Railway’s Learning Curve Was Minimal (But the Billing Wasn’t)
The actual Railway deployment was surprisingly smooth. Push code, connect repo, set variables, done. But the trial credit ($5) got consumed during an overnight service disruption before I’d even tested the app. I had to upgrade to the Hobby plan before confirming Dino worked in production. Not a huge deal at $5/month, but it was a reminder that this platform charges for uptime, not for usage.
The Week 13 Shift
Shifting to a external-facing consumer product was a breath of fresh air for me. At the same time, I’ve started to shift towards more complex architectures, data stores, application hosting, and deployment platforms. And I’ve definitely shifted my code creation practices by fully leveraging Claude Code. Writing build prompts instead of Python forced me to think about the product at a higher level of abstraction: what Dino should do, not how the code should work.
Key Numbers
- 1 new product deployed (Dino, live on Railway)

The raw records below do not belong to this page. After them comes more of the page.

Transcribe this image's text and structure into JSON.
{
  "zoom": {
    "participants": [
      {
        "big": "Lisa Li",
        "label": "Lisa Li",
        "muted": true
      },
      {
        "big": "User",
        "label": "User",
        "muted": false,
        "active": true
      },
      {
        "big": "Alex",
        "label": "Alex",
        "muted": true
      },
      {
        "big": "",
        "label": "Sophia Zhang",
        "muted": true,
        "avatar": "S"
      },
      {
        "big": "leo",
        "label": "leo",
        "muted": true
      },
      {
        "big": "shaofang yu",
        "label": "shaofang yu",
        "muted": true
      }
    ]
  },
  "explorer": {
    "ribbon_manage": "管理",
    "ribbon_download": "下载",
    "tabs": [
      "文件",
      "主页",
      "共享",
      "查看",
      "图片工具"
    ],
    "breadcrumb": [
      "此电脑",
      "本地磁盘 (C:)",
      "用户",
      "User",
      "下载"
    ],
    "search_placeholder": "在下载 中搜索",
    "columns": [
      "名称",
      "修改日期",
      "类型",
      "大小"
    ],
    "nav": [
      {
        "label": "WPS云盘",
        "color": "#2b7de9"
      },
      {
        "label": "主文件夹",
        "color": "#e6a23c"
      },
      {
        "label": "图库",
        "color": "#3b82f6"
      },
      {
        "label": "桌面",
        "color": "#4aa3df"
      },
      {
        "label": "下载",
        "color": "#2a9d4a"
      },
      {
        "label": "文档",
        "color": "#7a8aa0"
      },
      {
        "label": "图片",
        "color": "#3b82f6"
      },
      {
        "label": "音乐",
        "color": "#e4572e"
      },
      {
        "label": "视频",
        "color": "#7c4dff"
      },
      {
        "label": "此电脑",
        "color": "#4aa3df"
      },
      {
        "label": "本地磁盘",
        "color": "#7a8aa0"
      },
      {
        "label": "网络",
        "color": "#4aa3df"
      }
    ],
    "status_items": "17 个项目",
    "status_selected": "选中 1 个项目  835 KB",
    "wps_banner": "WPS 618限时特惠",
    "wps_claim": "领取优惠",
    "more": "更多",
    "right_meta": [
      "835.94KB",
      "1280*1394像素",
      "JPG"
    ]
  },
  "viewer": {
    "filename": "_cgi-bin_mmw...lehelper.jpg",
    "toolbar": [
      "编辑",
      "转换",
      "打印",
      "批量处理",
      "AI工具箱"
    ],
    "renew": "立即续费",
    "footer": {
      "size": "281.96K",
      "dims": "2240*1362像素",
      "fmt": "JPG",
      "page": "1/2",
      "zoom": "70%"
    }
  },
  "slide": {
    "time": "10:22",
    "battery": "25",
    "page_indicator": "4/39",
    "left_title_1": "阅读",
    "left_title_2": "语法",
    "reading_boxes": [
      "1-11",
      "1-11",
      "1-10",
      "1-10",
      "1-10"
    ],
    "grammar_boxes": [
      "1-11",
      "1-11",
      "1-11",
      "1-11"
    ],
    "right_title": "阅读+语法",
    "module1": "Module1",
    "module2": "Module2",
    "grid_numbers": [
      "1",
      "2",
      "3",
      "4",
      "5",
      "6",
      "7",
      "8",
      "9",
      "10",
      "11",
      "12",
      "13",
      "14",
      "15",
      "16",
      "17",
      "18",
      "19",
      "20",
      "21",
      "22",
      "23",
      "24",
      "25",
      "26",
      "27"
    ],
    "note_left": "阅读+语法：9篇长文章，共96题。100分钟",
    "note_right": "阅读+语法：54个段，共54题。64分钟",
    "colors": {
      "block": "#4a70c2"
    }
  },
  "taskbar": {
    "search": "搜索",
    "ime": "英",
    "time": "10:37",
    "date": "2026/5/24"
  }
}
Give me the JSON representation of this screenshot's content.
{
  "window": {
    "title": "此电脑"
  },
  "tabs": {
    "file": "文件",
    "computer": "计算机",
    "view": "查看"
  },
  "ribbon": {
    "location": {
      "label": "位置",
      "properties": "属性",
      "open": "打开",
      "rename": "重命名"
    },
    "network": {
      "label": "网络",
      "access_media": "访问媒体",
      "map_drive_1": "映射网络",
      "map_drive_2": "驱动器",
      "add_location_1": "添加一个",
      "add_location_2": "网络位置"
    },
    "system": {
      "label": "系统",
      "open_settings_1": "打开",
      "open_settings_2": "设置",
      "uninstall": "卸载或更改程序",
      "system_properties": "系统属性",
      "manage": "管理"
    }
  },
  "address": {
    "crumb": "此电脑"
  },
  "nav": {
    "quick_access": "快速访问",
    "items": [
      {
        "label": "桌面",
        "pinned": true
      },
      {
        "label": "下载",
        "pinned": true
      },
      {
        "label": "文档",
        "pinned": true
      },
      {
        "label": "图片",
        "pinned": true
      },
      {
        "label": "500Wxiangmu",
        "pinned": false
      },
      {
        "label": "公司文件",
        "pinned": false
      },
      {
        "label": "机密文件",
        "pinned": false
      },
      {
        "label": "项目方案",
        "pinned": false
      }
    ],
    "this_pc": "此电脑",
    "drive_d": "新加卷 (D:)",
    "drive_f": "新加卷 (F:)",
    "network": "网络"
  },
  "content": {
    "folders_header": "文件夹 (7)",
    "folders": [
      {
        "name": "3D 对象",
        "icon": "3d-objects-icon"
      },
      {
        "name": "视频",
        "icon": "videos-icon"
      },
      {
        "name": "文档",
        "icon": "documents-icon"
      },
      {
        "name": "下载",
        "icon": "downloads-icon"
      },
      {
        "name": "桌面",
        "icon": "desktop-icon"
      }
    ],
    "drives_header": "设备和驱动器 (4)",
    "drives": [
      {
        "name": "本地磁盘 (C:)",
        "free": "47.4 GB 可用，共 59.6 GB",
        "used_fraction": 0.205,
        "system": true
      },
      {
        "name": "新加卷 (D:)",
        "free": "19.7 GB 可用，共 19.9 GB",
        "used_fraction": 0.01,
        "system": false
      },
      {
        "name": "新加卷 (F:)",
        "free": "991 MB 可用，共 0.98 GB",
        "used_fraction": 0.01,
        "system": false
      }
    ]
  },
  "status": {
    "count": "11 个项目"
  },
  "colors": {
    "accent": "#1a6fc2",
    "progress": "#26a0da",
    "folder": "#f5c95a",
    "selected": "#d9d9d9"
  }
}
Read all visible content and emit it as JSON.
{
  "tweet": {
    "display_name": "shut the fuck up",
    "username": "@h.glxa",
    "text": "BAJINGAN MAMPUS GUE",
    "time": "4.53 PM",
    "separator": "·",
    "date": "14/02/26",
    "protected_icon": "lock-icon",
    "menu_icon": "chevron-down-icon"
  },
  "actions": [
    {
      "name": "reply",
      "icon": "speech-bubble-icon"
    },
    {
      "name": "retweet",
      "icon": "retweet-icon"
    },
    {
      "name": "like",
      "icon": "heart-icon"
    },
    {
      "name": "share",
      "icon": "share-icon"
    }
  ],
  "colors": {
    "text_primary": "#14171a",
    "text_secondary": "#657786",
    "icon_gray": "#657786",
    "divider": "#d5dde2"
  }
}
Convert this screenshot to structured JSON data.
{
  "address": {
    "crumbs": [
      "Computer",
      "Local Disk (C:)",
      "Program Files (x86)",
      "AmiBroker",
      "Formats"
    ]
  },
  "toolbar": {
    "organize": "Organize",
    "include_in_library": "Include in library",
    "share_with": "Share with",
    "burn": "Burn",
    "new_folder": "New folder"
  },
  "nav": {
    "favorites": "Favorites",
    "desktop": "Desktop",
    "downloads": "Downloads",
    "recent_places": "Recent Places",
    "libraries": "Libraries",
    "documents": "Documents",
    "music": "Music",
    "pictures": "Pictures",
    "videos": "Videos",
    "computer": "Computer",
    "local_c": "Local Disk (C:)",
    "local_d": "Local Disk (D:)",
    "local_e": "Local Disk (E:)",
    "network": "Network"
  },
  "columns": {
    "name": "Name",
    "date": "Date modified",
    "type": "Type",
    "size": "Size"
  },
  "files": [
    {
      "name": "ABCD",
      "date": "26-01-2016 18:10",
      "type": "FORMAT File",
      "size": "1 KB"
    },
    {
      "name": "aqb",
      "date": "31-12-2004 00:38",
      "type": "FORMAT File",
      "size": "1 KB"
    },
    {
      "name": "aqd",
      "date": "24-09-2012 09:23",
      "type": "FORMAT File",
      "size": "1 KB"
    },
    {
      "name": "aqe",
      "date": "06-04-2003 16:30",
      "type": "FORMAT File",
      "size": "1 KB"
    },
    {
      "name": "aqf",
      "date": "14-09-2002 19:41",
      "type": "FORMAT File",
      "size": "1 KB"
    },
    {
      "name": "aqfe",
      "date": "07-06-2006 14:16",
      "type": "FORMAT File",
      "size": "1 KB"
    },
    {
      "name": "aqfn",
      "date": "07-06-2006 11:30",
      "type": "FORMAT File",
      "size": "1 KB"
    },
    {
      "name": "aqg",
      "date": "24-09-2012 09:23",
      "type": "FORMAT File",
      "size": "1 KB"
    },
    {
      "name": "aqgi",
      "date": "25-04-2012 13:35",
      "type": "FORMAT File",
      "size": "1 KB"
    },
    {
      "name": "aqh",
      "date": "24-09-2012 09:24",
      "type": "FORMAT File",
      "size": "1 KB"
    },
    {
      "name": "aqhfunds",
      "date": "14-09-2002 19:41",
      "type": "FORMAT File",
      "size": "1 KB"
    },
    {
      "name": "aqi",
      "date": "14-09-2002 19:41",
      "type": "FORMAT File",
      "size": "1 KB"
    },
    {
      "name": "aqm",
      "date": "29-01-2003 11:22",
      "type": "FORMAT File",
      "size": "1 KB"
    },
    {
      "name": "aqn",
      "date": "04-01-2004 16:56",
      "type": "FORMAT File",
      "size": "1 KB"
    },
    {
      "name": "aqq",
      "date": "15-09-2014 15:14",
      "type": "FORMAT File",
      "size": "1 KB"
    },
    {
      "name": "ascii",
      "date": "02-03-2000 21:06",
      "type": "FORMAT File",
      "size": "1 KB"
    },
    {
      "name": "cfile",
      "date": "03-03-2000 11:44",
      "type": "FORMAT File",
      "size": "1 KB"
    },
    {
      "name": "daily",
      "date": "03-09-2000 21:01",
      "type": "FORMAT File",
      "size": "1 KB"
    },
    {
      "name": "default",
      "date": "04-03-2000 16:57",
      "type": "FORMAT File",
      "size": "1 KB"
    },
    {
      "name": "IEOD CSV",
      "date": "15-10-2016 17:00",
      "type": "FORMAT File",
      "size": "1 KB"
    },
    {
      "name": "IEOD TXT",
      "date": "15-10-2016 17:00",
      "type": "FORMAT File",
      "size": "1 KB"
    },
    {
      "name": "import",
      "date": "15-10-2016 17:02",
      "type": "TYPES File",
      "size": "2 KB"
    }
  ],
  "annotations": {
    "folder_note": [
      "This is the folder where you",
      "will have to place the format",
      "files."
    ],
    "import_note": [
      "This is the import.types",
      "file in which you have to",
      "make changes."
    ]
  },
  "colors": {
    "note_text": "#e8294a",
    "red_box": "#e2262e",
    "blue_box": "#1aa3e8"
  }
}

- 5 days from zero to production
- 6 tools in Dino’s agent loop (search, details, availability, book, calendar, booking link)
- 20 curated Vegas restaurants with Dino personality takes
- 8 deployed tools total across the program
- $5/month Railway hosting cost
- 1 one-line fix that made photos appear everywhere
Looking Ahead
The long-term product vision is to provide an automated end-to-end experience that approximates what a traditional VIP planning agency provides. Dino v2 is scoped and backlogged: a Vegas Experience Planner that adds entertainment (Ticketmaster API), VIP transportation (tiered from black car to limo, with Uber Black as fallback), and package orchestration (multi-stop evening plans with linked calendar events).
But first, I’ll circle back to B2B and build a “Buying Group Intelligence Assistant” that synthesizes RAG, multi-agent pipelines, and evaluation into a single product built on domain expertise. Different domain, different architecture, different portfolio signal.
Week 13 complete. Dino is live, opinionated, and ready to find you the best table in Vegas. Just don’t ask him about nightclubs. That’s not his department, pal (not yet, at least).